When we found the produce at the market I began to think of a more veggie-forward menu and of a way to use up the zucchini. I searched the internet for inspiration and Voila! Zucchini Tart! I adapted a recipe I found online to use the ingredients I had on hand and I was really pleased with the outcome. You can find the recipe below.
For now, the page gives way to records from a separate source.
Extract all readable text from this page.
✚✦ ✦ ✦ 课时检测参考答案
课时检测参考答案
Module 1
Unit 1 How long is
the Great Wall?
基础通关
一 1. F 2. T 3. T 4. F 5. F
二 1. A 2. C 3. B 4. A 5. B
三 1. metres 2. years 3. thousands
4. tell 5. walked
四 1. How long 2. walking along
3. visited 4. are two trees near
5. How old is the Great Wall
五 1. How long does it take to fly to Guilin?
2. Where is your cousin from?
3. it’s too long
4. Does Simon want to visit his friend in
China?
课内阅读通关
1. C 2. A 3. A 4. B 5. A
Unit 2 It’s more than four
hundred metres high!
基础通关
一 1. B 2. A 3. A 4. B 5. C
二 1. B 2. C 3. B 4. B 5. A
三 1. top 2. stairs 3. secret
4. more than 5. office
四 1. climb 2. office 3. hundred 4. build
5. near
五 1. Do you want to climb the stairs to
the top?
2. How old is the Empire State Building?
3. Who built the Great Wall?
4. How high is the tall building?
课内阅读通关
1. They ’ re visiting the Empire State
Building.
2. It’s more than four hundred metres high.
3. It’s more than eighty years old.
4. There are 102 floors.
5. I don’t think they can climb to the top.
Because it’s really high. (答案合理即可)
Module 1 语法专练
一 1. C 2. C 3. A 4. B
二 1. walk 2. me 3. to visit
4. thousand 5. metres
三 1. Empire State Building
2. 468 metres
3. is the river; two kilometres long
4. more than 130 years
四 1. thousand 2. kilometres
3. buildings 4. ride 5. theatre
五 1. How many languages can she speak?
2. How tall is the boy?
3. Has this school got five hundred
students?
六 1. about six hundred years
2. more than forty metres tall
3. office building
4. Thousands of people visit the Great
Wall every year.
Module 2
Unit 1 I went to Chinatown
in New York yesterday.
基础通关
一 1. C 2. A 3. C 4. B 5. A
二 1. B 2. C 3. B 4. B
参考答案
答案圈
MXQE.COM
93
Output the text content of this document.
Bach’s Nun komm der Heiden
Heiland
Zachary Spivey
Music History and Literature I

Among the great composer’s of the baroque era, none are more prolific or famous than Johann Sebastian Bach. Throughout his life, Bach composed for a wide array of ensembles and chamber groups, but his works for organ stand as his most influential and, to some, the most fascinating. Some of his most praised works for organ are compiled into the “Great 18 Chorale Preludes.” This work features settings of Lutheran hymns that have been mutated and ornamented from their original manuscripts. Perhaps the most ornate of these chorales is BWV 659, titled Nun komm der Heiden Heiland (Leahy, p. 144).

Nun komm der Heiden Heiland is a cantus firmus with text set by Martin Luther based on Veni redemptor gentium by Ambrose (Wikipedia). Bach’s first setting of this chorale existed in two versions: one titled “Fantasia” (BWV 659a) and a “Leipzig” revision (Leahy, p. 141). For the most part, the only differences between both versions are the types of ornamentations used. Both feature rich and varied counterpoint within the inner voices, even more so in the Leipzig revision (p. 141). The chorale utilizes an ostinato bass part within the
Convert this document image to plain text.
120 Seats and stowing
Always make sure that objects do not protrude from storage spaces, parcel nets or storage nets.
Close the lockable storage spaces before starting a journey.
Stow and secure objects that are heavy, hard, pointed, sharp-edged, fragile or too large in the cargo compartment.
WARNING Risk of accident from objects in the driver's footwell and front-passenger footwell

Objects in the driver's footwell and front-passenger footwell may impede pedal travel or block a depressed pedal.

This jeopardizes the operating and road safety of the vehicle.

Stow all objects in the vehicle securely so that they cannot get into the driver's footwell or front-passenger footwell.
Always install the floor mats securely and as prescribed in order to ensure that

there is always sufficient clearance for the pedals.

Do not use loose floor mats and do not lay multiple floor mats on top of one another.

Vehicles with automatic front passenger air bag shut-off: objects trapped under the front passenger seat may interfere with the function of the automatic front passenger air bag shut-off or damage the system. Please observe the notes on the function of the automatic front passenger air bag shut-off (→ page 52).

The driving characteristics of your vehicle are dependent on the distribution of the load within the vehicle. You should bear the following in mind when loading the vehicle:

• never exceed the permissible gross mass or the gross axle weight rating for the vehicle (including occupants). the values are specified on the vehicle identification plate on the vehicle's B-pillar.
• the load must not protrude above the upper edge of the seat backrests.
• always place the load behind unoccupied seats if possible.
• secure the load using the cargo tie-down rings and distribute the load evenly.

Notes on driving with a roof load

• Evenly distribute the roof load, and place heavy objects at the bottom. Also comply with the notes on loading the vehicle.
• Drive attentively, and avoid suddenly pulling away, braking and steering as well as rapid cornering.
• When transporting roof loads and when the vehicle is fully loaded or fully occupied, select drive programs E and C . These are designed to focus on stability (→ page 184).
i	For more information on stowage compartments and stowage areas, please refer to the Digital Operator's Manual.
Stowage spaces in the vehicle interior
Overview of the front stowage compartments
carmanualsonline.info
If you’re thinking of starting a garden and you have a decent amount of space, I would recommend growing zucchini. You can start the plant from seed once the ground warms up (plant them in a small mound) and 1-2 plants will produce plenty of zucchini for a family to enjoy all summer long. This is a blessing, but I’m warning you now- you will get tired of eating zucchini! I’ve had to become creative in finding ways to use it, and recently was introduced to a zoodle pesto salad that I’ll have to share at a later time. I digress!

This dinner also left me thinking about the beauty of hospitality. My parents don’t get to visit very often, and I wanted to spend as much time with them as possible. I didn’t want to spend hours in the kitchen making a complicated meal, but I wanted to have something special that we could all share together. Sometimes the best form of hospitality is a quick and simple meal that allows for more time to enjoy conversations at the table, rather than something that takes me away from my guests to prepare over a longer period of time.

So now it’s your turn! What do you have in your fridge that can inspire dinner tonight? Are there any fresh finds at your local market that you can prepare minimally to highlight their natural flavor? Share with me what you make!